ANALYSE. Der ÖVP-Bundesparteitag dient einzig und allein der Bestätigung von Sebastian Kurz. Große Debatten und ebensolche Anträge sind nicht vorgesehen. Eine Offenbarung.
Die Tageszeitung „Österreich“ übertreibt ebenso gerne, wie sie Geschichten personalisiert. Bei ihrem Vorbericht für den 39. ordentlichen Bundesparteitag der Österreichischen Volkspartei diesen Samstag in St. Pölten liegt sie jedoch nicht weit neben den wahren Verhältnissen. Im Gegenteil: „Kurz-Show mit Susanne“, lautet der Titel.
Vorgesehen ist ein Kurz-Parteitag im doppelten Sinne: Er soll nicht lange dauern, sondern in vier, fünf Stunden über die Bühne gehen. Und er soll ganz auf Kanzler wie Obmann Sebastian Kurz ausgerichtet sein. Und zwar so sehr, dass sich Medien wie „Österreich“ in Ermangelung berichtenswerter Inhalte vor seiner Rede darauf konzentrieren, die geplante Anwesenheit von Lebensgefährtin Susanne Thier zu betonen, mit der er dabei ist, eine Familie zu gründen; noch heuer soll sie ein Kind zur Welt bringen. Das gibt etwas her, zumindest seitenblickemäßig.
Man muss wissen, dass ein ordentlicher Bundesparteitag bei der ÖVP nur alle vier Jahre stattfindet. Und dass schon der letzte (2017) eine Sebastian Kurz-Show war, die allerdings ganz im Zeichen bereits ausgerufener Nationalratswahlen stand.
Heute wird in absehbarer Zeit angeblich keine Nationalratswahl angestrebt. Umso mehr Platz würde dafür bleiben, die innerparteiliche Demokratie zu pflegen. Voraussetzung dafür wäre freilich, dass eine solche leben würde; und zwar insofern, als sich Jugend- wie Senioren- oder Landes- wie Standesorganisationen z.B. ernsthafte Gedanken über eine bessere Gesellschaft nach Corona machen, Programme entwickeln und auf einem Bundesparteitag präsentieren.
An Themen würde es nicht mangeln. Abgesehen davon werden Inhalte ansonsten ohnehin jahrein, jahraus von Spindoktoren aus dem Kanzleramt diktiert. Inklusive „Message Control“. Funktionäre könnten sich gerade unter diesen Umständen die Gelegenheit, den Spieß auf einem der raren Bundesparteitage endlich einmal umzudrehen, erst recht nicht nehmen lassen. Sie tun es jedoch.

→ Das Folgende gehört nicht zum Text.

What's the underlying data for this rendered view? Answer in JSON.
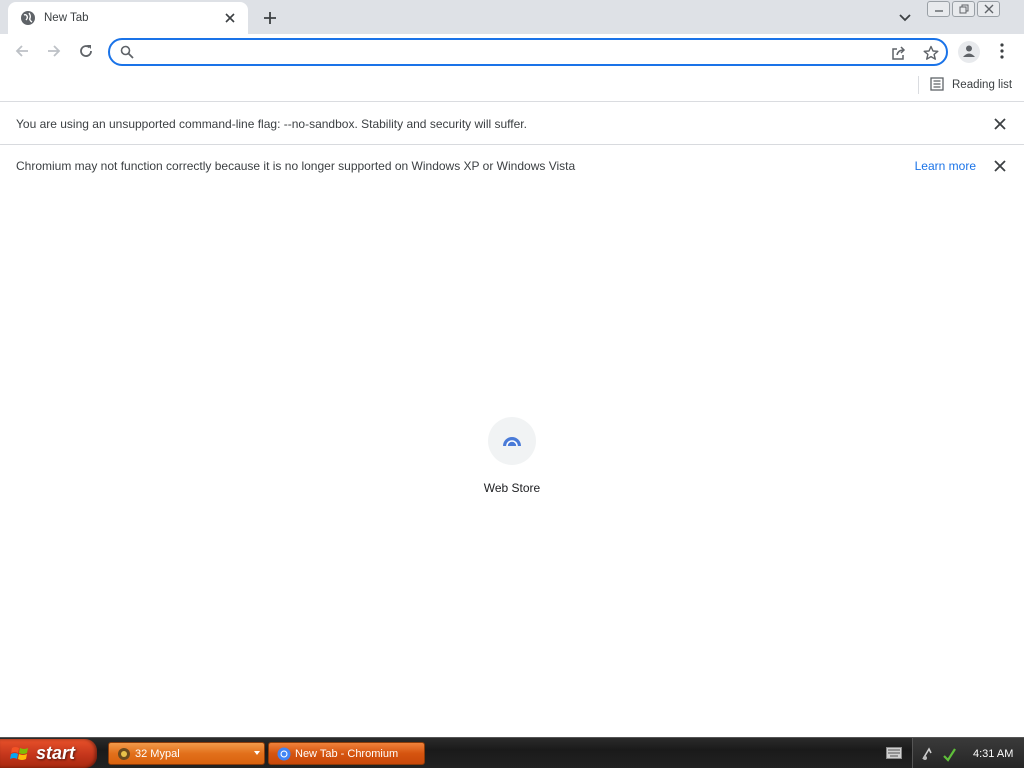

Genauso könnten die Spindoktoren auf die Idee kommen, innerparteiliche Demokratie wenigstens bei einem Bundesparteitag zu demonstrieren und die Funktionäre ermuntern, sich zu engagieren. Dass sie das unterlassen, verdeutlicht, wie sehr die ÖVP das geworden ist, was die SPÖ lange war: ein Kanzlerwahlverein. Funktion der Partei ist es demnach ausschließlich, dem Chef zu dienen; wie es im Übrigen auch Ministerinnen und Minister sowie Abgeordnete auf parlamentarischer Ebene zu tun haben und über weite Strecken auch tun.
Das entspricht den Bedingungen, die Sebastian Kurz bei Übernahme der ÖVP vor vier Jahren definiert hat; die Vorstandsmitglieder haben ihm zugestanden, allein bestimmen zu dürfen. Das war ihre Antwort auf leidvolle Erfahrungen der Vergangenheit: Innerparteilich wurde über weite Strecken nur gestritten, ein Obmann nach dem anderen aufgerieben. Anstelle sich um ein Debattenkultur zu bemühen, haben sie die Weichen dafür gestellt, dass es gar keine ernsthaften Auseinandersetzungen mehr gibt; vor allem auch keine solchen, die der Partei helfen könnten, immer wieder neu zu wachsen bzw. sich weiterzuentwickeln.